My feelings on cost have changed over time

I have always understood on an intellectual level that OpenAI’s API is so cheap at my volume that it may as well be free. I know how to do basic arithmetic, but that just didn’t matter. My gut still felt better about running random things through a local LLM.

Watching pennies slowly drain from my OpenAI, Fal.ai, Runware.ai, and OpenRouter.ai accounts has helped me feel just how ridiculously cheap the cloud API services are.

OpenRouter.ai activity

Be sure not to add too much cash to your OpenAI or OpenRouter.ai account. I only used twenty or thirty cents of the $6 I loaded into my OpenAI API account at the end of 2023, and those credits expired after 12 months.
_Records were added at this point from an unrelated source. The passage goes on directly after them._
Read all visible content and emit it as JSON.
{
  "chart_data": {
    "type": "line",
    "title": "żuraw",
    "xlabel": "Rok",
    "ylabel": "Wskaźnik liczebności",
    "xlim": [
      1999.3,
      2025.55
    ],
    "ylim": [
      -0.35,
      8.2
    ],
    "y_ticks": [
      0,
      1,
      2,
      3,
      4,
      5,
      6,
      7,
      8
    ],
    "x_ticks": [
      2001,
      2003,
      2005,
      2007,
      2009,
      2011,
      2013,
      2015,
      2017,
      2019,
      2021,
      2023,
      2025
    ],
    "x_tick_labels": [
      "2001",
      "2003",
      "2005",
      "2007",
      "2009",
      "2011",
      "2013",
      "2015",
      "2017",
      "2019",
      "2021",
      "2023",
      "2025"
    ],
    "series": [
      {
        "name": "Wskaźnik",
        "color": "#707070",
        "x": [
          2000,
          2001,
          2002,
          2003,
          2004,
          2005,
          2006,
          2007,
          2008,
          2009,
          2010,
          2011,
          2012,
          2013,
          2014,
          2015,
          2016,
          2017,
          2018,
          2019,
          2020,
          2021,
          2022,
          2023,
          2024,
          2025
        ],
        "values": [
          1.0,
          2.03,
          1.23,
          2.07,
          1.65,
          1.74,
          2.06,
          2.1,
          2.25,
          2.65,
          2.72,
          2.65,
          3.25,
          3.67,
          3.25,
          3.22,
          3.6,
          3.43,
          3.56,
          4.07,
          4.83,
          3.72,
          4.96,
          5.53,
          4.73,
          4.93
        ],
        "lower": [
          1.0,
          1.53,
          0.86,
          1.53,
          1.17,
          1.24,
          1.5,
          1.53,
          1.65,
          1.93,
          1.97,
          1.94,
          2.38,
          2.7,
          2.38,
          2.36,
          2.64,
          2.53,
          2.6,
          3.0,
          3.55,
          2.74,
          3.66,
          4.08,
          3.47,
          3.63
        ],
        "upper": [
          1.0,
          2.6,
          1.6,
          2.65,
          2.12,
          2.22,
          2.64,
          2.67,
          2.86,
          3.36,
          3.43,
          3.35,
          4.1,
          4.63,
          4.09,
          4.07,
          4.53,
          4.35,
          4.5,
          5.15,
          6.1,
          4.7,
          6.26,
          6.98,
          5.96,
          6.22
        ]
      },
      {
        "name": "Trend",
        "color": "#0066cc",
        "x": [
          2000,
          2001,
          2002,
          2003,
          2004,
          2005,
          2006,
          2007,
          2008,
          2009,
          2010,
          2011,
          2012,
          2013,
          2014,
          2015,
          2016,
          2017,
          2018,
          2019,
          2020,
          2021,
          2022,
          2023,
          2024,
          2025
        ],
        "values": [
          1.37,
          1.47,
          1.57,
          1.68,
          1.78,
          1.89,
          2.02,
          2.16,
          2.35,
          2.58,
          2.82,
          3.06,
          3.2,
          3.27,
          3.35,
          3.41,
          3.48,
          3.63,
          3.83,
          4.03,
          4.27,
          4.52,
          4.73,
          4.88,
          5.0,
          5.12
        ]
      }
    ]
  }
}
OpenRouter.ai says that they MAY expire credits after 12 months as well, so I am assuming any credits I don’t use there will disappear in a year.
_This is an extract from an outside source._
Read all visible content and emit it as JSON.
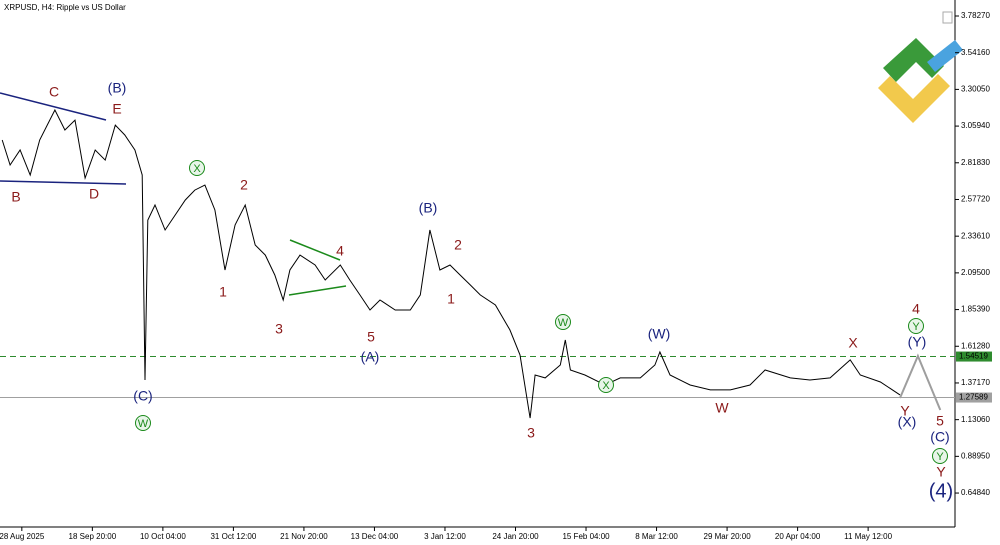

I only lost $6 to OpenAI, and I am only risking $10 with OpenRouter.ai. That’s not a big deal. I don’t want you to get excited, load $500 into your account, and see you lose $498 in unused credits next year!
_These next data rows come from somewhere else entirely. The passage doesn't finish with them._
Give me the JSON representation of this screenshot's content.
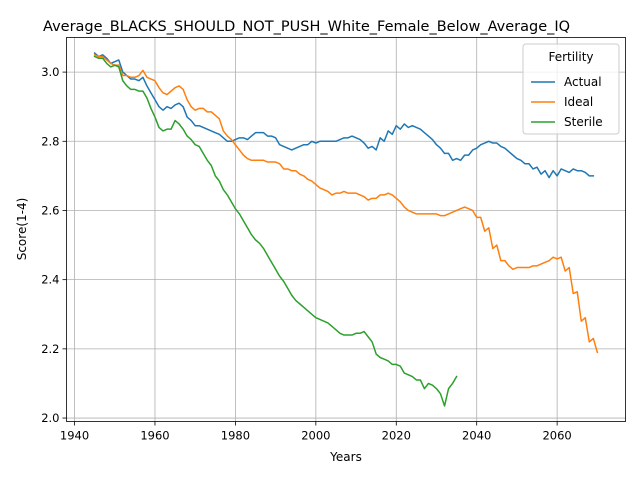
{
  "chart_data": {
    "type": "line",
    "title": "Average_BLACKS_SHOULD_NOT_PUSH_White_Female_Below_Average_IQ",
    "xlabel": "Years",
    "ylabel": "Score(1-4)",
    "xlim": [
      1938,
      2077
    ],
    "ylim": [
      1.99,
      3.1
    ],
    "xticks": [
      1940,
      1960,
      1980,
      2000,
      2020,
      2040,
      2060
    ],
    "yticks": [
      2.0,
      2.2,
      2.4,
      2.6,
      2.8,
      3.0
    ],
    "xtick_labels": [
      "1940",
      "1960",
      "1980",
      "2000",
      "2020",
      "2040",
      "2060"
    ],
    "ytick_labels": [
      "2.0",
      "2.2",
      "2.4",
      "2.6",
      "2.8",
      "3.0"
    ],
    "grid": true,
    "legend": {
      "title": "Fertility",
      "placement": "top-right"
    },
    "series": [
      {
        "name": "Actual",
        "color": "#1f77b4",
        "x_start": 1945,
        "values": [
          3.055,
          3.045,
          3.05,
          3.04,
          3.025,
          3.03,
          3.035,
          3.0,
          2.99,
          2.98,
          2.98,
          2.975,
          2.985,
          2.96,
          2.94,
          2.92,
          2.9,
          2.89,
          2.9,
          2.895,
          2.905,
          2.91,
          2.9,
          2.87,
          2.86,
          2.845,
          2.845,
          2.84,
          2.835,
          2.83,
          2.825,
          2.82,
          2.81,
          2.8,
          2.8,
          2.805,
          2.81,
          2.81,
          2.805,
          2.815,
          2.825,
          2.825,
          2.825,
          2.815,
          2.815,
          2.81,
          2.79,
          2.785,
          2.78,
          2.775,
          2.78,
          2.785,
          2.79,
          2.79,
          2.8,
          2.795,
          2.8,
          2.8,
          2.8,
          2.8,
          2.8,
          2.805,
          2.81,
          2.81,
          2.815,
          2.81,
          2.805,
          2.795,
          2.78,
          2.785,
          2.775,
          2.81,
          2.8,
          2.83,
          2.82,
          2.845,
          2.835,
          2.85,
          2.84,
          2.845,
          2.84,
          2.835,
          2.825,
          2.815,
          2.805,
          2.79,
          2.78,
          2.765,
          2.765,
          2.745,
          2.75,
          2.745,
          2.76,
          2.76,
          2.775,
          2.78,
          2.79,
          2.795,
          2.8,
          2.795,
          2.795,
          2.785,
          2.78,
          2.77,
          2.76,
          2.75,
          2.745,
          2.735,
          2.735,
          2.72,
          2.725,
          2.705,
          2.715,
          2.695,
          2.715,
          2.7,
          2.72,
          2.715,
          2.71,
          2.72,
          2.715,
          2.715,
          2.71,
          2.7,
          2.7
        ]
      },
      {
        "name": "Ideal",
        "color": "#ff7f0e",
        "x_start": 1945,
        "values": [
          3.05,
          3.045,
          3.045,
          3.035,
          3.025,
          3.02,
          3.02,
          2.99,
          2.99,
          2.985,
          2.985,
          2.99,
          3.005,
          2.985,
          2.98,
          2.975,
          2.955,
          2.94,
          2.935,
          2.945,
          2.955,
          2.96,
          2.95,
          2.92,
          2.9,
          2.89,
          2.895,
          2.895,
          2.885,
          2.885,
          2.875,
          2.865,
          2.83,
          2.815,
          2.805,
          2.79,
          2.775,
          2.76,
          2.75,
          2.745,
          2.745,
          2.745,
          2.745,
          2.74,
          2.74,
          2.74,
          2.735,
          2.72,
          2.72,
          2.715,
          2.715,
          2.705,
          2.7,
          2.69,
          2.685,
          2.675,
          2.665,
          2.66,
          2.655,
          2.645,
          2.65,
          2.65,
          2.655,
          2.65,
          2.65,
          2.65,
          2.645,
          2.64,
          2.63,
          2.635,
          2.635,
          2.645,
          2.645,
          2.65,
          2.645,
          2.635,
          2.625,
          2.61,
          2.6,
          2.595,
          2.59,
          2.59,
          2.59,
          2.59,
          2.59,
          2.59,
          2.585,
          2.585,
          2.59,
          2.595,
          2.6,
          2.605,
          2.61,
          2.605,
          2.6,
          2.58,
          2.58,
          2.54,
          2.55,
          2.49,
          2.5,
          2.455,
          2.455,
          2.44,
          2.43,
          2.435,
          2.435,
          2.435,
          2.435,
          2.44,
          2.44,
          2.445,
          2.45,
          2.455,
          2.465,
          2.46,
          2.465,
          2.425,
          2.435,
          2.36,
          2.365,
          2.28,
          2.29,
          2.22,
          2.23,
          2.19
        ]
      },
      {
        "name": "Sterile",
        "color": "#2ca02c",
        "x_start": 1945,
        "values": [
          3.045,
          3.04,
          3.04,
          3.025,
          3.015,
          3.02,
          3.015,
          2.975,
          2.96,
          2.95,
          2.95,
          2.945,
          2.945,
          2.925,
          2.895,
          2.87,
          2.84,
          2.83,
          2.835,
          2.835,
          2.86,
          2.85,
          2.835,
          2.815,
          2.805,
          2.79,
          2.785,
          2.765,
          2.745,
          2.73,
          2.7,
          2.685,
          2.66,
          2.645,
          2.625,
          2.605,
          2.59,
          2.57,
          2.55,
          2.53,
          2.515,
          2.505,
          2.49,
          2.47,
          2.45,
          2.43,
          2.41,
          2.395,
          2.375,
          2.355,
          2.34,
          2.33,
          2.32,
          2.31,
          2.3,
          2.29,
          2.285,
          2.28,
          2.275,
          2.265,
          2.255,
          2.245,
          2.24,
          2.24,
          2.24,
          2.245,
          2.245,
          2.25,
          2.235,
          2.22,
          2.185,
          2.175,
          2.17,
          2.165,
          2.155,
          2.155,
          2.15,
          2.13,
          2.125,
          2.12,
          2.11,
          2.11,
          2.085,
          2.1,
          2.095,
          2.085,
          2.07,
          2.035,
          2.085,
          2.1,
          2.12
        ]
      }
    ]
  }
}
Don’t be scared away by the API!

You don’t have to use the API with any of the four service providers that I mentioned above. They all have playgrounds where you can set up separate chats or generate all the images you want.

The APIs are there. You can use them if you want. You can easily tie any of the fancy text editors into OpenAI or OpenRouter.ai. You don’t have to, but you definitely can!

DeepSeek R1 does impressive things that I haven’t seen before

I came back to write this section after I had DeepSeek right the first pass at the conclusion section for this blog post. Wait until you see what it did! I am not saying that the LLM is a mind with an actual understanding of anything, but it acted like it know I was talking about it in this blog post, and it called attention to that. It even bragged about itself at the end.

I also had DeepSeek R1 and DeepSeek R1 Distilled Llama 70B write a script for a YouTube video for me. I fed them both three entire blog posts about my Li’l Magnum! 3D-printed mouse project. Both models did a good job writing scripts. They don’t feel like anything I would ever say out loud with my own voice, but they’re both interesting starting points, and they very much feel like high-energy YouTube videos.

What impressed me is that DeepSeek R1 drew a conclusion about my Li’l Magnum! mouse that I hadn’t even managed to realize on my own. My Li’l Magnum! mouse weighs 20.63 grams, and DeepSeek R1 mentioned in the video that the mouse weighs less than a AA battery. It is absolutely correct. The AA Eneloop that powers my heavy Logitech G305 weighs 28 grams.

That is a delightful piece of information, and it is an amazing way of explaining just how light my mouse is. I didn’t manage to come up with that on my own.

In my experience up until now, an LLM will usually draw an incorrect conclusions if it even manages to come to a conclusion like this at all. I’m not saying this is revolutionary, but it feels like a big step forward!

Conclusion: Embracing the Best of Both Worlds

My journey with LLMs has been a dance between the convenience of cloud-based power and the promise of local potential. While DeepSeek R1 and OpenRouter.ai handle the heavy lifting today—crafting conclusions, solving code snippets, and saving me pennies on the dollar—I’m still rooting for the underdogs. Local models may no longer be helping me write my blog conclusions, but their progress hints at a future where even my $140 mini PC could become a snarky, weather-reporting, appointment-remembering sidekick.

The beauty of this era? You don’t have to choose. Cloud APIs offer absurdly affordable and fast brainpower for the tasks that matter, while local models inch closer to everyday usefulness.

Join the conversation! Whether you’re a cloud convert, a local-model loyalist, or just curious about where these “robot colleagues” might take us, hop into our Discord community. Share your own LLM experiments, gripe about latency, or brainstorm ways to make your local hardware useful again. Let’s geek out about the future—and blame the AI for any overly enthusiastic calls to action.

Crafted with a little help from my AI colleagues, who still can’t resist a good brag. 🚀

NOTE: Yes. Really. I did modify the words that came out of the LLM, but DeepSeek R1 added that brag on its own completely on its own!